Pas le temps de rêvasser devant cette jolie vue. Un ciné-concert nous attend. Nous rejoignons la salle et prenons place, le sourire aux lèvres, persuadées de passer ces premières heures de la journée dans les meilleures conditions qui soit. Et en effet, nous ne sommes pas déçues ! Fred Escoffier qui a pour habitude d’accompagner les ciné-concerts à l’Institut Lumière prend place derrière le piano et, après une introduction par Gian Luca Farinelli, directeur de la Cinémathèque de Bologne, nous plongeons dans le monde de Buster Keaton avec Les Trois Âges, réalisé par Keaton et Eddie Cline en 1923.
Ce film, perdu pendant des années, est le premier long-métrage produit, réalisé et interprété par Buster Keaton. Ce format inhabituel pour lui, lui permet de raconter une histoire d’amour à trois époques différentes : la préhistoire, la Rome Antique et les Temps modernes. Mais au final, on se rend compte que chaque période pourrait fonctionner seule. C’était en effet le plan B du réalisateur ; En cas de problème lors de la réalisation ou du montage, Keaton avait prévu de créer trois court-métrages tournant autour de l’idée de la naissance d’une histoire d’amour. Mais il n’en eut pas besoin et le long-métrage d’un petit peu plus d’une heure, fut distribué tel que nous le voyons aujourd’hui. Ou presque ! La détérioration des différentes copies nous privera pour toujours, de quelques scènes.

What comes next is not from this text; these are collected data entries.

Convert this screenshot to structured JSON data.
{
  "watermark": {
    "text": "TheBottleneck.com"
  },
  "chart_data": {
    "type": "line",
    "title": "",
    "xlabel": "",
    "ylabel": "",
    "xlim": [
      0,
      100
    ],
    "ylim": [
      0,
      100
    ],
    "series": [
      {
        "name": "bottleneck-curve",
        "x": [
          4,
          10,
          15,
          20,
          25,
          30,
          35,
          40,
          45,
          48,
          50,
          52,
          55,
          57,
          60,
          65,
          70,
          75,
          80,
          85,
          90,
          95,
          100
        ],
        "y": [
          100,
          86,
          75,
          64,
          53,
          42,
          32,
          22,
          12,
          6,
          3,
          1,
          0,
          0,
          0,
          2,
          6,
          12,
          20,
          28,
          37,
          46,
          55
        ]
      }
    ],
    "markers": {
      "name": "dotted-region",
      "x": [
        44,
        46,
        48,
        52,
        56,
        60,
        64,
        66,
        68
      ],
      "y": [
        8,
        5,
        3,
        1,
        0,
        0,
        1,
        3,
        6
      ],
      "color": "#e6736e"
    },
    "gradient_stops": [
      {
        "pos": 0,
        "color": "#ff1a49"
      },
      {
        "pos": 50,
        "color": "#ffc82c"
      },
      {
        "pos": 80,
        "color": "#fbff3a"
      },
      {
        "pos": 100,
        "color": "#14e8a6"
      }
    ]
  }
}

Malgré tout, le film reste plutôt réussi. Il n’est certes pas à la hauteur de l’immense Mécano de la Général (1926) mais l’acteur/réalisateur parvient sans mal, par ses idées et sa gestuelle, à tirer rire et sourire chez les spectateur.trice.s (mention spéciale pour l’excellente scène avec le lion). Il y a une certaine inégalité entre les trois périodes représenter et il est clair que la Rome Antique et les Temps modernes sont plus développés que la Pré-histoire, mais l’ensemble fonctionne bien et par ce choix scénaristique étonnant (une même histoire à trois époques), Keaton parvient à montrer l’évolution de la société et ses moeurs.
L’accompagnement au piano donne évidemment une force toute particulière à l’oeuvre projetée ce matin-là. C’est là la magie des ciné-concerts !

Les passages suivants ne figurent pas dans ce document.